Keywords: glomerulus; kidney; mass spectrometry; proteomics; single cell analysis.

Figure 1

The near single cell proteomics (nscProteomics) workflow optimized for processing human kidney tissues. The workflow includes the identification of optimal kidney tissue collection and storage, the quality controls for laser capture microdissection establishment of nscProteomics method for kidney cells.

Figure 2

(A) A summary of study samples and assays. (B) The QC plot for reproducibility of the process using OCT tissue. Spectral count differences between proteins for 2 separate runs using OCT tissue was plotted against average protein spectral count for 1,257 proteins. In the plot, the blue line depicts mean difference; the red and green lines depict 2 SD and 3 SD limits respectively. 97.96% of proteins are within the calculated reproducibility limit of 13.52 indicating a high degree of reproducibility. It is also seen that the inter-run variability of the process involving OCT tissue is lower than that of the process involving FFPE tissue (calculated reproducibility limit: 24.43). (C) Comparison of spectral count distributions of 374 common proteins in OCT and FFPE. Larger number of proteins from OCT tissue show high spectral counts while a higher preponderance of low spectral counts is seen for proteins from FFPE tissue. (D) Comparison of spectral count distributions of 76 unique proteins in FFPE and 244 unique proteins in OCT. Higher preponderance of low spectral count proteins is seen in OCT tissue. This may indicate that OCT tissue technique is better for detection of low-abundant proteins in the current scenario. The correlation coefficient between proteins identified from 2 OCT frozen tissues was 0.96 (P < 0.001).

Figure 3

(A) Correlation of a set of 210 proteins significantly enriched in glomerulus between two different batches of independent kidney samples. Batch 1 (run 1) was from 2 kidneys and Batch 2 (run 2) was from 4 kidneys. Color scale was selected for visual depiction of abundance.

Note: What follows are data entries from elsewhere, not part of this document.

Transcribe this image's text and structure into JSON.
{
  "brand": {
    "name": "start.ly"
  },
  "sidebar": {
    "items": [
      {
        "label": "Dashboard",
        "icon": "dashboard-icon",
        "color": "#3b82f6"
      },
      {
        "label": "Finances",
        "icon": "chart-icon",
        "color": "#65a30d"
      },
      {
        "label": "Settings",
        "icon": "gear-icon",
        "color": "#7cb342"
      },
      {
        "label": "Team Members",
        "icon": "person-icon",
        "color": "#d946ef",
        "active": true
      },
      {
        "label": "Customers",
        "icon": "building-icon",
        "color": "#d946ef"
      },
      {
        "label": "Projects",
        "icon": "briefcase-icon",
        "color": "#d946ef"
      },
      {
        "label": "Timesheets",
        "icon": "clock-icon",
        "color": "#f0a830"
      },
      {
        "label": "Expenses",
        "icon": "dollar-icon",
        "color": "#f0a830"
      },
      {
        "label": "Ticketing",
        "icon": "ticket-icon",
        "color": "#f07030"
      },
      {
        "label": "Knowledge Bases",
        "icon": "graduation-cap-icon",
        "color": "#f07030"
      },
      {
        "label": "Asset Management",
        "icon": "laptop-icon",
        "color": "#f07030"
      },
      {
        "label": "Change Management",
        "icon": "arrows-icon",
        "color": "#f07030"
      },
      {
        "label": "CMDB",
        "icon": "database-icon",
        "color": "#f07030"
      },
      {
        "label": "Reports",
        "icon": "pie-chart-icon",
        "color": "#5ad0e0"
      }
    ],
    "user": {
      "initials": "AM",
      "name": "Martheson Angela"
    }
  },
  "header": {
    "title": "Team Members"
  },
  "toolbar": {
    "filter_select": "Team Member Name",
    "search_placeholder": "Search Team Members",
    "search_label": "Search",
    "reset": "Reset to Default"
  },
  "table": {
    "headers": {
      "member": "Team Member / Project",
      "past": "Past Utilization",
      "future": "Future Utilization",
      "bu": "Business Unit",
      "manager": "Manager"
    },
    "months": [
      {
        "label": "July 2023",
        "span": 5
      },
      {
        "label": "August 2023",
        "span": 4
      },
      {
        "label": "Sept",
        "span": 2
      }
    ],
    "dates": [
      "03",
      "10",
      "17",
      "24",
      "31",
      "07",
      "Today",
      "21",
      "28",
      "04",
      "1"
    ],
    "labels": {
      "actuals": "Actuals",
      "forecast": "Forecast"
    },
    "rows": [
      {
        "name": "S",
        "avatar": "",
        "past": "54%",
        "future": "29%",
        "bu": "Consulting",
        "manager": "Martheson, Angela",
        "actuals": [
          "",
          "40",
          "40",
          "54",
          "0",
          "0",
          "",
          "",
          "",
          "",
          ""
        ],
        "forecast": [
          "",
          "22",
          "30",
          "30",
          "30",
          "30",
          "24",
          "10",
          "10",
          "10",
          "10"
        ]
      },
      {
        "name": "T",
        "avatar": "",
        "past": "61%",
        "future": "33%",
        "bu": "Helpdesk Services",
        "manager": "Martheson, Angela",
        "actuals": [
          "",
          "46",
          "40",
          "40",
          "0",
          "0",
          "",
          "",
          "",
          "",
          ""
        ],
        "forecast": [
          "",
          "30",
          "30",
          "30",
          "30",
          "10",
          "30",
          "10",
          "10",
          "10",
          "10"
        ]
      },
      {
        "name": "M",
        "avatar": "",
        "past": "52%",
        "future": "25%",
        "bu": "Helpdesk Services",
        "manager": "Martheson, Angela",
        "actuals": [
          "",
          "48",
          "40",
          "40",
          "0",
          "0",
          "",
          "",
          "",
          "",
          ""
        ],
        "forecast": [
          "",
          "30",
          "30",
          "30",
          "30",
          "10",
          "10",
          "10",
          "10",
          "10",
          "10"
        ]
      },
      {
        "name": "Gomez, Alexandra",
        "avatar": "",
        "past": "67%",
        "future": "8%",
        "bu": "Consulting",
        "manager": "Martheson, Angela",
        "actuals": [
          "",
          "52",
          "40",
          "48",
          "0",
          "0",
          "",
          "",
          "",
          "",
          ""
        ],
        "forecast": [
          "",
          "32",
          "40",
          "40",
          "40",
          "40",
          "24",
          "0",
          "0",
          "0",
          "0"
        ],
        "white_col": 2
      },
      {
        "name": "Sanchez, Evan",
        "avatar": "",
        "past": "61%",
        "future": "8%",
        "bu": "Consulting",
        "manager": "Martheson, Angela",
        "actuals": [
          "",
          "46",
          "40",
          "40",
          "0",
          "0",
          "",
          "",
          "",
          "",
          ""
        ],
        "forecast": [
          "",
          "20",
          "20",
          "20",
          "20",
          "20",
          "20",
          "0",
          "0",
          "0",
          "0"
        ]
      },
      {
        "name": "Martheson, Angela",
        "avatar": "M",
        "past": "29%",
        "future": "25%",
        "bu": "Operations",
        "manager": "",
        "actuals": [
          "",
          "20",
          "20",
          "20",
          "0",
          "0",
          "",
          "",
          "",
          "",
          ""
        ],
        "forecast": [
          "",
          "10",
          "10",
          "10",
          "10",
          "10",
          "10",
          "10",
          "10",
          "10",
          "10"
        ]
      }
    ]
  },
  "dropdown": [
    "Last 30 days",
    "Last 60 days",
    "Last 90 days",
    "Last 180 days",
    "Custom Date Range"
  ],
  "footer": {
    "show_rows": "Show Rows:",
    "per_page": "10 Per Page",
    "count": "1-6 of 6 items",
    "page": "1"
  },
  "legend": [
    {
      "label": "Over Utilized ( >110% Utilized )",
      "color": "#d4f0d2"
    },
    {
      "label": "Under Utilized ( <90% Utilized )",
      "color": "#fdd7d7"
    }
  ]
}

A strong positive correlation of 0.83 between the mean abundances of the same set proteins from two different batches The red dashed lines give a measure of the spread by depicting the 95% prediction interval for mean abundance values of these proteins in future repeat experiments. (B) Correlation of 246 proteins significantly enriched in proximal tubules vs. glomerulus between the two batches. A positive correlation of 0.77 between the mean abundances of these same proteins between the two batches.

Figure 4

(A) Heatmap showing differential distribution of protein abundances in 5 normal kidneys (batch 2), of 26 proteins (out of 372) most significantly enriched in G (vs T) and 26 proteins (out of 411) most significantly enriched in T (vs G), with corresponding values in 2 Bulk samples shown for comparison. Protein abundances are measured as log 2 transformed relative intensities. Unsupervised clustering of significant proteins highlights sets of proteins related by Euclidean distance similarity measure within the larger differentiated enriched sets. It is noted that Bulk samples cluster together with PT samples; this is expected since proximal tubules are abundantly dispersed within the kidney. (B) Correlation of gene expression plot of scRNA-seq data from human kidney. Genes encoding Glom-specific and PT-specific proteins presented on the heatmap were selected. Increasing dot size corresponds to a larger percentage of cells in the cell population expressing the gene, while a darker color corresponds to a higher expression of the gene. PT, proximal tubular; Podo, podocytes; Mes, mesangial cells; LOH, Loop of Henle, Immune cells; Endo, endothelial cells; DT, distal tubules; CD, collecting duct. ^*Sign next to the gene symbol indicates that the protein was not detected on glomeruli as reported by Human Protein Atlas (https://www.proteinatlas.org), ^**Data not available on Human Protein Atlas (https://www.proteinatlas.org). (C) Representative proteins that demonstrate how nscProteomics not only identifies positive markers such as PODXL and PDZK1 but also identifies protein markers such as that are otherwise missed by transcriptomics or immunohistochemistry.